I have already shown a solution to the maximum subarray problem, based on an algorithm that follows the divide and conquer recipe. Here I give a couple of C++11 implementations based on the asyntotically better algorithm devised by Professor Kadane in the dynamic programming spirit.

The basic idea is keeping memory of the higher sum already reached and increasing a current sum. If the current sum gets higher than the historical one, also that one is increased.

This is a first version, that calculates just the sum:
typedef std::vector<int> Vector;

int maxSubAr(const Vector& data)
{
int sum = 0;
int sumTmp = 0;

for(unsigned i = 0; i < data.size(); ++i)
{
if(int value = sumTmp + data[i] > 0) // 1
sumTmp = value;
else
sumTmp = 0;

if(sumTmp > sum) // 2
sum = sumTmp;
}

return sum;
}
1. Add the current element value to the temporary sum. If this leads to a positive number, this will be the new temporary sum, otherwise I reset it.
2. If the temporary sum is bigger than the previously saved sum, I save this new value.

And that's it. Incredibly simple and effective.

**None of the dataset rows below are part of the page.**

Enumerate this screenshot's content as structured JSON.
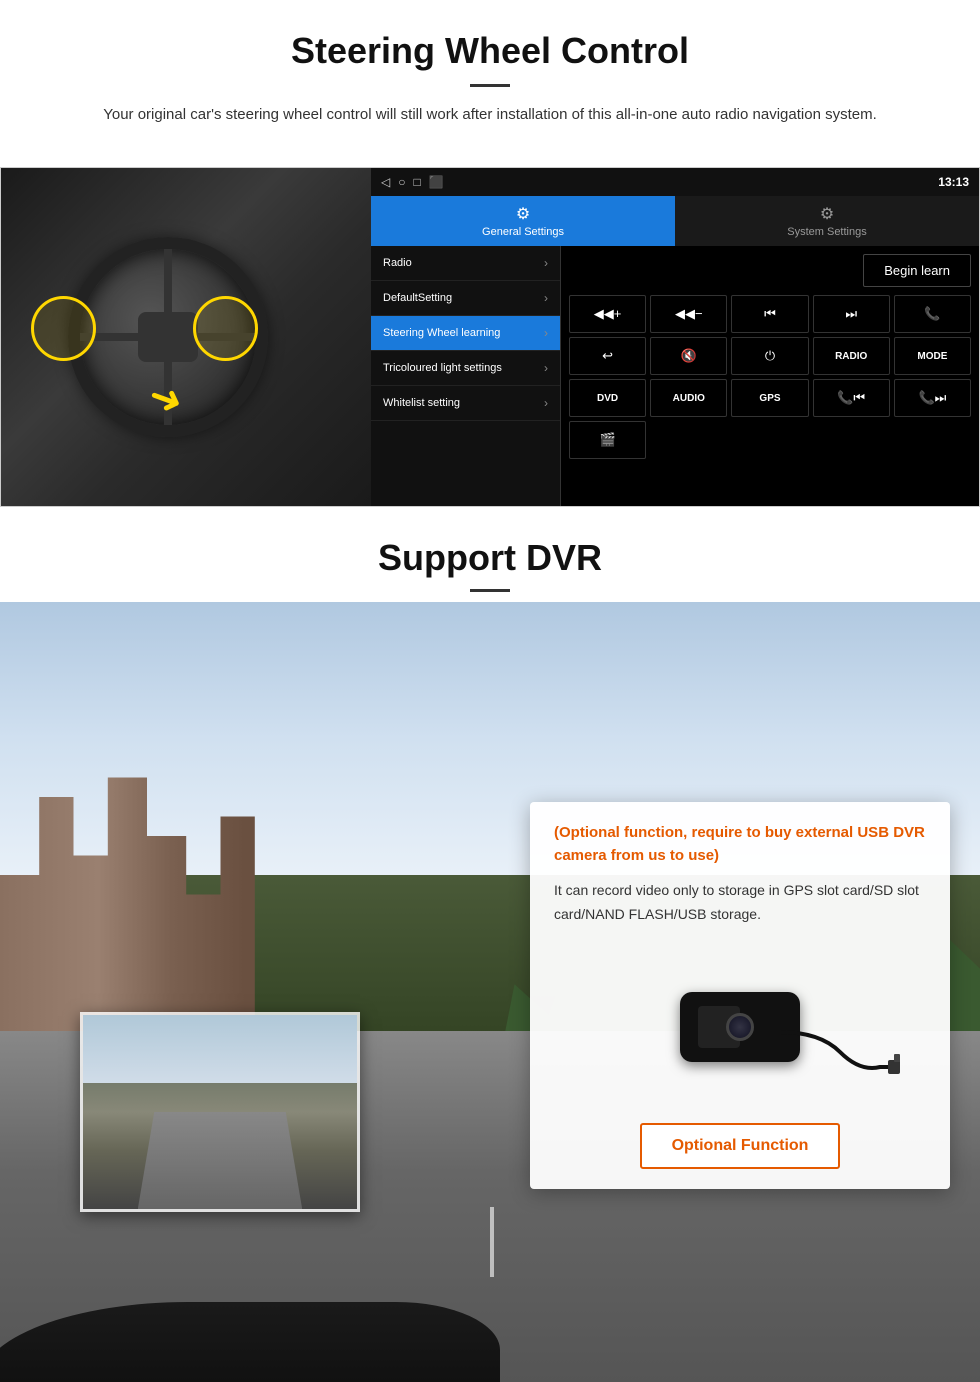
{
  "page": {
    "section1": {
      "title": "Steering Wheel Control",
      "subtitle": "Your original car's steering wheel control will still work after installation of this all-in-one auto radio navigation system.",
      "divider": true
    },
    "android_ui": {
      "topbar": {
        "time": "13:13",
        "icons": [
          "◁",
          "○",
          "□",
          "⬛",
          "♦"
        ]
      },
      "tabs": [
        {
          "id": "general",
          "label": "General Settings",
          "icon": "⚙",
          "active": true
        },
        {
          "id": "system",
          "label": "System Settings",
          "icon": "🔧",
          "active": false
        }
      ],
      "menu_items": [
        {
          "id": "radio",
          "label": "Radio",
          "active": false
        },
        {
          "id": "default",
          "label": "DefaultSetting",
          "active": false
        },
        {
          "id": "sw_learning",
          "label": "Steering Wheel learning",
          "active": true
        },
        {
          "id": "tricolour",
          "label": "Tricoloured light settings",
          "active": false
        },
        {
          "id": "whitelist",
          "label": "Whitelist setting",
          "active": false
        }
      ],
      "begin_learn": "Begin learn",
      "control_buttons": [
        {
          "label": "◀◀+",
          "row": 1,
          "col": 1
        },
        {
          "label": "◀◀−",
          "row": 1,
          "col": 2
        },
        {
          "label": "◀◀",
          "row": 1,
          "col": 3
        },
        {
          "label": "▶▶",
          "row": 1,
          "col": 4
        },
        {
          "label": "📞",
          "row": 1,
          "col": 5
        },
        {
          "label": "↩",
          "row": 2,
          "col": 1
        },
        {
          "label": "🔇",
          "row": 2,
          "col": 2
        },
        {
          "label": "⏻",
          "row": 2,
          "col": 3
        },
        {
          "label": "RADIO",
          "row": 2,
          "col": 4
        },
        {
          "label": "MODE",
          "row": 2,
          "col": 5
        },
        {
          "label": "DVD",
          "row": 3,
          "col": 1
        },
        {
          "label": "AUDIO",
          "row": 3,
          "col": 2
        },
        {
          "label": "GPS",
          "row": 3,
          "col": 3
        },
        {
          "label": "📞◀◀",
          "row": 3,
          "col": 4
        },
        {
          "label": "⏭📞",
          "row": 3,
          "col": 5
        },
        {
          "label": "🎬",
          "row": 4,
          "col": 1
        }
      ]
    },
    "section2": {
      "title": "Support DVR",
      "divider": true,
      "info_card": {
        "optional_text": "(Optional function, require to buy external USB DVR camera from us to use)",
        "description": "It can record video only to storage in GPS slot card/SD slot card/NAND FLASH/USB storage.",
        "optional_function_label": "Optional Function"
      }
    }
  }
}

Things get a bit more complicated when we want to get also the first-last index of the subsequence:
typedef std::array<int, 3> Info;
typedef std::vector<int> Vector;

Info maxSubArray(const Vector& data)
{
int left = 0;
int right = 0;
int sum = 0;

int leftTmp = 0;
int sumTmp = 0;

for(unsigned i = 0; i < data.size(); ++i)
{
int value = sumTmp + data[i];
if(value > 0)
{
if(sumTmp == 0) // 1
leftTmp = i;
sumTmp = value;
}
else
sumTmp = 0;

if(sumTmp > sum) // 2
{
left = leftTmp;
right = i;
sum = sumTmp;
}
}

return {{ left, right, sum }};
}
1. If I am at the beginning of the sequence, or if I have just reset the temporary sum, the current value is at the tentative first element of the subsequence.
2. When I see that the current sum is bigger than the one already discovered, I adjust also the left/right indexes.

Full C++11 code is on github, with a few GoogleTest test as a bonus.